What is wrong with you people? These drawings are uncommonly hot! They are erotic because of what they suggest. I'm a 34-year-old married man, with three children, and I find them just as trouser-tent-inducing as any adolescent boy would.

In fact, my wife admits that she finds Art Frahm's art very arousing. Every woman has fantasies about being caught on the horns of exciting dilemmas, and some of these pictures capture that feminine urge. The only thing lacking, my wife says, is the right kind of onlooker. Very few of the male gawkers (with the exception of the telephone booth peeper) are handsome. Many women fantasize about a strong, good-looking man catching them with their knickers down. In one of the paintings, the dog wrapping his leash around the woman's legs, rendering her yet more helpless, adds to the erotic quality of the work.

I ask you female readers out there, Has none of you ever had a fantasy about swimming with some hot guy when suddenly your top comes off, exposing your breasts in front of said hot guy?

Cheers to Frahm and the lost art of voyeurism!

-- Jason P. Tyler (entenardol@yahoo.com), March 29, 2001.


I was both a witness to two Art Frahm "moments" as well as a victim! The first was in high school, when the whole school came to the basketball court to watch the cheerleader tryouts. Yep, the poor girl jumped up and her panties went down. She screamed, and got a standing ovation. Actually the girl DID in fact make the list to an outstanding vote. Somehow I don't think that's how she wanted it...

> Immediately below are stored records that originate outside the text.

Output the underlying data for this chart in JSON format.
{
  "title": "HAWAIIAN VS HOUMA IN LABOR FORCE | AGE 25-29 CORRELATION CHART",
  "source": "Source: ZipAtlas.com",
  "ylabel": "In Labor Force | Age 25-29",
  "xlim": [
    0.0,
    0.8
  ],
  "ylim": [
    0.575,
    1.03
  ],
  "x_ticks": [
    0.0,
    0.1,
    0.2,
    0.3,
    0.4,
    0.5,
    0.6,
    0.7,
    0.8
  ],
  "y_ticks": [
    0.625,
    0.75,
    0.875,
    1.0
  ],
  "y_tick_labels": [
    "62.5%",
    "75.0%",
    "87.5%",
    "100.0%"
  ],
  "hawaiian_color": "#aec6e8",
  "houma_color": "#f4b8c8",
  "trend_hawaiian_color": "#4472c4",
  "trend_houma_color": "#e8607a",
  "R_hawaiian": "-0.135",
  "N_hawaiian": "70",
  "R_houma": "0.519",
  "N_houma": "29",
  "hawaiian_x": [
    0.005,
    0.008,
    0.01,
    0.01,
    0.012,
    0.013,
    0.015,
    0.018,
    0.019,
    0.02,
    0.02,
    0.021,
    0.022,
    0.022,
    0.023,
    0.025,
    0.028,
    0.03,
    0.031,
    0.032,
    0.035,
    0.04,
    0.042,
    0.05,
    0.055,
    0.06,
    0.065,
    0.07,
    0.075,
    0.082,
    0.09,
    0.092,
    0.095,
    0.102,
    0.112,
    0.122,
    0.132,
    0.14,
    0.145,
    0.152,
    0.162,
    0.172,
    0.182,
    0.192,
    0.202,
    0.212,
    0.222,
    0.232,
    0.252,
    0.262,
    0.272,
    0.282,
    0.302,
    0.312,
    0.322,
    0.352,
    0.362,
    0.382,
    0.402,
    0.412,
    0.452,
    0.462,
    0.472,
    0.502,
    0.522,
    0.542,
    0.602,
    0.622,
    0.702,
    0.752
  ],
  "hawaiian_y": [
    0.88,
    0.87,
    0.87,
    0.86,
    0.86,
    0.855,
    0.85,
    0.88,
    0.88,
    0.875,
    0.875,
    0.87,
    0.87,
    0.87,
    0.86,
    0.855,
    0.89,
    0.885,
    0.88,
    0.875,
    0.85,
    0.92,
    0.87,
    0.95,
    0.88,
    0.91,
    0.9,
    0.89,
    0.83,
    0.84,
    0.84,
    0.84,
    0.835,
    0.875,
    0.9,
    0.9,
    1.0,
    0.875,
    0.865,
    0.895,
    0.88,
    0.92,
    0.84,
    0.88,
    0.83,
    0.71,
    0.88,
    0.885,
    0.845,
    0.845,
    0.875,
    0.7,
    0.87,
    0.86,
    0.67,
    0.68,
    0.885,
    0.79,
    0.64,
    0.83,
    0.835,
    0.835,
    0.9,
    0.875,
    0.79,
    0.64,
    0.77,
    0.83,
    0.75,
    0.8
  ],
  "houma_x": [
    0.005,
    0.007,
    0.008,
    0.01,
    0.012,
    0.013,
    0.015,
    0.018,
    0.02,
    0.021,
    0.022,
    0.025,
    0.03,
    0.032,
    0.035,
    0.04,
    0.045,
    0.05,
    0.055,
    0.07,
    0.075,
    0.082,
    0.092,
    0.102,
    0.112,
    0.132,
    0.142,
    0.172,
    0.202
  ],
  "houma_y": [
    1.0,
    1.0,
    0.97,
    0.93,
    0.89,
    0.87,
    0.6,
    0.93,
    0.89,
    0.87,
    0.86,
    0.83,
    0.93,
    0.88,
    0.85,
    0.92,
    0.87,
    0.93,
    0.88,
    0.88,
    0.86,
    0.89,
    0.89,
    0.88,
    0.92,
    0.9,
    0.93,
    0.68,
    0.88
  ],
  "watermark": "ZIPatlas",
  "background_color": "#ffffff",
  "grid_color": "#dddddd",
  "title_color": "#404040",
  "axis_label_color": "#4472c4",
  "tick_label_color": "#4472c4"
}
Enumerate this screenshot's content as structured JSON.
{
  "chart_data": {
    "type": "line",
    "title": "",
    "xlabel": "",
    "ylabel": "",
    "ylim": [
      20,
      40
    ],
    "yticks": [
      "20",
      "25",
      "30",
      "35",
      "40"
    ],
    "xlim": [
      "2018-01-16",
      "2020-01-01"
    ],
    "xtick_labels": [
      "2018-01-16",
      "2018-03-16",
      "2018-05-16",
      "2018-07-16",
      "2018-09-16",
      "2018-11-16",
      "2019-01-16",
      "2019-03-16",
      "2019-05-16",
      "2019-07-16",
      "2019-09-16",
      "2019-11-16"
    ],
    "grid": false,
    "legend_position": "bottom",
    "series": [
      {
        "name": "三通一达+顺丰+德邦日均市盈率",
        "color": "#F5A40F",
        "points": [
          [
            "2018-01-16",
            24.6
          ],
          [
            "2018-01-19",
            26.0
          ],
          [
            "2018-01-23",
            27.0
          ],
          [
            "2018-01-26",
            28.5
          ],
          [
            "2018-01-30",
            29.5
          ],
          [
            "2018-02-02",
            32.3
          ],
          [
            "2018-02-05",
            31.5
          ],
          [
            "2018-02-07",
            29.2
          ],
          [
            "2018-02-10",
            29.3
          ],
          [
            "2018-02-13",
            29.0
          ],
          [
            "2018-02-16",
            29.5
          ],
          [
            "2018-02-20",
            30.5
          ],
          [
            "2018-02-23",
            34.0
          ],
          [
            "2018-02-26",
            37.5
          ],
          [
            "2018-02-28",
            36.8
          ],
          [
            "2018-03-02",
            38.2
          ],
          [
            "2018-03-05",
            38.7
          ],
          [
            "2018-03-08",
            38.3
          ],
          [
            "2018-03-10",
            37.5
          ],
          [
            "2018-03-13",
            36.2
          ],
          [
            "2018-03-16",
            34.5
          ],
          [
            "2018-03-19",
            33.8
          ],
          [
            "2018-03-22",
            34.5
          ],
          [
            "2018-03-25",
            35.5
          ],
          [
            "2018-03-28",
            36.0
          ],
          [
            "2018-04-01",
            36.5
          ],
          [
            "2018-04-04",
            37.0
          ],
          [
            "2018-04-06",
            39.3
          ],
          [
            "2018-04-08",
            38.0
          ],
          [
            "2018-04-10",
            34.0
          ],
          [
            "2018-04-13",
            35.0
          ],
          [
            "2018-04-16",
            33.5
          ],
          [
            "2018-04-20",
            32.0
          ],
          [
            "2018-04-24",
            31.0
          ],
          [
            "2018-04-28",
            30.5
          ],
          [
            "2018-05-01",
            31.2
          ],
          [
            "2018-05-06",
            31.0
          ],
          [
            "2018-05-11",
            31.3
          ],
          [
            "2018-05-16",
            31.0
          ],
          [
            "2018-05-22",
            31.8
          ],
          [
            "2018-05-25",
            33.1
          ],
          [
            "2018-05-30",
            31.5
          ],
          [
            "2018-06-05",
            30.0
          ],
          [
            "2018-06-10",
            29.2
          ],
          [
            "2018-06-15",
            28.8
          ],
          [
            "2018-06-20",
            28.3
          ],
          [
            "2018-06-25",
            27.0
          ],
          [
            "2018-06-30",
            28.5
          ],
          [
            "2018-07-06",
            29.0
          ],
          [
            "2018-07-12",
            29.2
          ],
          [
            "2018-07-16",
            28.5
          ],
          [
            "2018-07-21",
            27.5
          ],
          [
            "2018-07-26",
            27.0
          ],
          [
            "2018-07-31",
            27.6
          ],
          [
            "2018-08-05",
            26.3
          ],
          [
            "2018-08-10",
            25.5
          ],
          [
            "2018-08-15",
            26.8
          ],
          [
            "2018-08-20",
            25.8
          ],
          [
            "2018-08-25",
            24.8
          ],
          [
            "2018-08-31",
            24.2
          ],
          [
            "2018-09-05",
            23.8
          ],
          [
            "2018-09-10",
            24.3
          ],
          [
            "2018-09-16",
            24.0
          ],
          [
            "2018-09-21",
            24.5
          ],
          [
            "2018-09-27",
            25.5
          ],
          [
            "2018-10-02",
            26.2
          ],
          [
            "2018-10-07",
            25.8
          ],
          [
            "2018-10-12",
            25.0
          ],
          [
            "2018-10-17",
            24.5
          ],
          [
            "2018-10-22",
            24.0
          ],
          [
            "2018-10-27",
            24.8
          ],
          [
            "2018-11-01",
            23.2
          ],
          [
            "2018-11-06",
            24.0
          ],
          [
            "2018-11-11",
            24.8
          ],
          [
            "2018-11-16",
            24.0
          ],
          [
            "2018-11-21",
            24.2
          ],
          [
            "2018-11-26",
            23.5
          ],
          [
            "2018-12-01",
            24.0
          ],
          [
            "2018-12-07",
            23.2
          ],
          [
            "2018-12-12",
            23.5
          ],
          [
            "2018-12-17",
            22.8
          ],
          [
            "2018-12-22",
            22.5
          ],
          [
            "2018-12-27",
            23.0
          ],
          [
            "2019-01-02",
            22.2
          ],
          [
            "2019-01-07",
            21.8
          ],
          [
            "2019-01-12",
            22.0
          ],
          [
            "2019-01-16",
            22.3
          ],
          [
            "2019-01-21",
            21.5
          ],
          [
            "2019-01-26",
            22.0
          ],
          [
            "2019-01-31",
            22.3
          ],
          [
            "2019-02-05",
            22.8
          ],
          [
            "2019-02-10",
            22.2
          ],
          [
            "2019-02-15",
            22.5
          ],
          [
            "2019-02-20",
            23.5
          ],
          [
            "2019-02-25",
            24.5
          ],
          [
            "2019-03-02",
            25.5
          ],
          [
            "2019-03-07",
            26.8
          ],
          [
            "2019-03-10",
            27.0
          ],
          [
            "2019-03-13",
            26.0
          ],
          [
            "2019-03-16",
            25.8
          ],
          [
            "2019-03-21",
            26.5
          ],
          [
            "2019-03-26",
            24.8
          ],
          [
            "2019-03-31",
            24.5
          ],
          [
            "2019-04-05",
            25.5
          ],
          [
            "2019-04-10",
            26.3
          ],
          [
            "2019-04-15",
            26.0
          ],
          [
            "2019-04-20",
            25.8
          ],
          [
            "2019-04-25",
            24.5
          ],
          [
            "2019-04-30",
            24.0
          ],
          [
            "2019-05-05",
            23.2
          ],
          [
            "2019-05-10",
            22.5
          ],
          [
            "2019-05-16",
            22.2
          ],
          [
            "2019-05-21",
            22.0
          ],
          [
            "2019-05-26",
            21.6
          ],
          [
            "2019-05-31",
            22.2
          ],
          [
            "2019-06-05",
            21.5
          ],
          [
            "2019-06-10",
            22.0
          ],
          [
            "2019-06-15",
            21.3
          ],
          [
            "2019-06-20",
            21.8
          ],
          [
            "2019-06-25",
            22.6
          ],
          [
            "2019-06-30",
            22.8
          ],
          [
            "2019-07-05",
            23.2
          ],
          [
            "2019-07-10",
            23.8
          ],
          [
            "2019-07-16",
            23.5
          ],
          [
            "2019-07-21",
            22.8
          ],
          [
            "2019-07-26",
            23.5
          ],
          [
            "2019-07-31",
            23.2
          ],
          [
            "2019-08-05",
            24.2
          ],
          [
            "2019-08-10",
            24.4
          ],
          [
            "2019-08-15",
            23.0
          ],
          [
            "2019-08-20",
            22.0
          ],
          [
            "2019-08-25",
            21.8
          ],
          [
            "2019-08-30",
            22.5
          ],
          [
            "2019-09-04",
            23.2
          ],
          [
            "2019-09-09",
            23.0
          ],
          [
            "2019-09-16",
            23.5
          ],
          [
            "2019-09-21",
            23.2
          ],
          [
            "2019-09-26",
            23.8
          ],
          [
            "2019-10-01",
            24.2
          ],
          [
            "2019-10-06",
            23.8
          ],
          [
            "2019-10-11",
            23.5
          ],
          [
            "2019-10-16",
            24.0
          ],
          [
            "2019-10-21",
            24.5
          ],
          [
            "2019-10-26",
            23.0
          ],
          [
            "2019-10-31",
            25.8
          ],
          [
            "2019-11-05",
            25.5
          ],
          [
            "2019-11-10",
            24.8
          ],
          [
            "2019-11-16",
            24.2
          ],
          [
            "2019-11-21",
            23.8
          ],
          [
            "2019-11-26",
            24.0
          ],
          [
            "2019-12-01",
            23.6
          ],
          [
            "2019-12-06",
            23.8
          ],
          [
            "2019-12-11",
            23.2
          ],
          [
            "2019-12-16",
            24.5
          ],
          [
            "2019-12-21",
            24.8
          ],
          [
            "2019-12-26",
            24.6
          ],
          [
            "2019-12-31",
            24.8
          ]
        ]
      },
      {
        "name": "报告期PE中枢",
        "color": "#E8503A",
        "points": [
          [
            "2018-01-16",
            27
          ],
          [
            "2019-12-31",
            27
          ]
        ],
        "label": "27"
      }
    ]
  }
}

The second was at my local technical school. The girl had to use those two walking sticks with the arm support hoops to move around. Naturally she couldn't button up her jeans all the way because she wouldn't have been able to unbutton them later. We were talking when she tried to hurry up a bit and one walking stick slipped on the waxed floor. Down she went. The fall did little for her zipper and if she wore panties they were out of my sight. However, THIS time I was right there and so I was able to do the "knight in shining armor" bit to help both her and her zipper at the same time. This was in the hallway between classes, so quite a few people saw me "copping a feel" (innocent!) as well as helping a damsel in distress.

As for me, well I happen to be a fan of topless dancers. This one time, "Natalie" decided that since I was such a nice guy (and I am) that she would surprise me with garters and stockings as part of her outfit. Well, Natalie was good. Really, REALLY good. I was feeling good. Really, REALLY good. And then I felt air... Down there. She had hooked my [insert politically correct word here] with her garter and when she pulled back, my jogging pants followed. We both almost died laughing!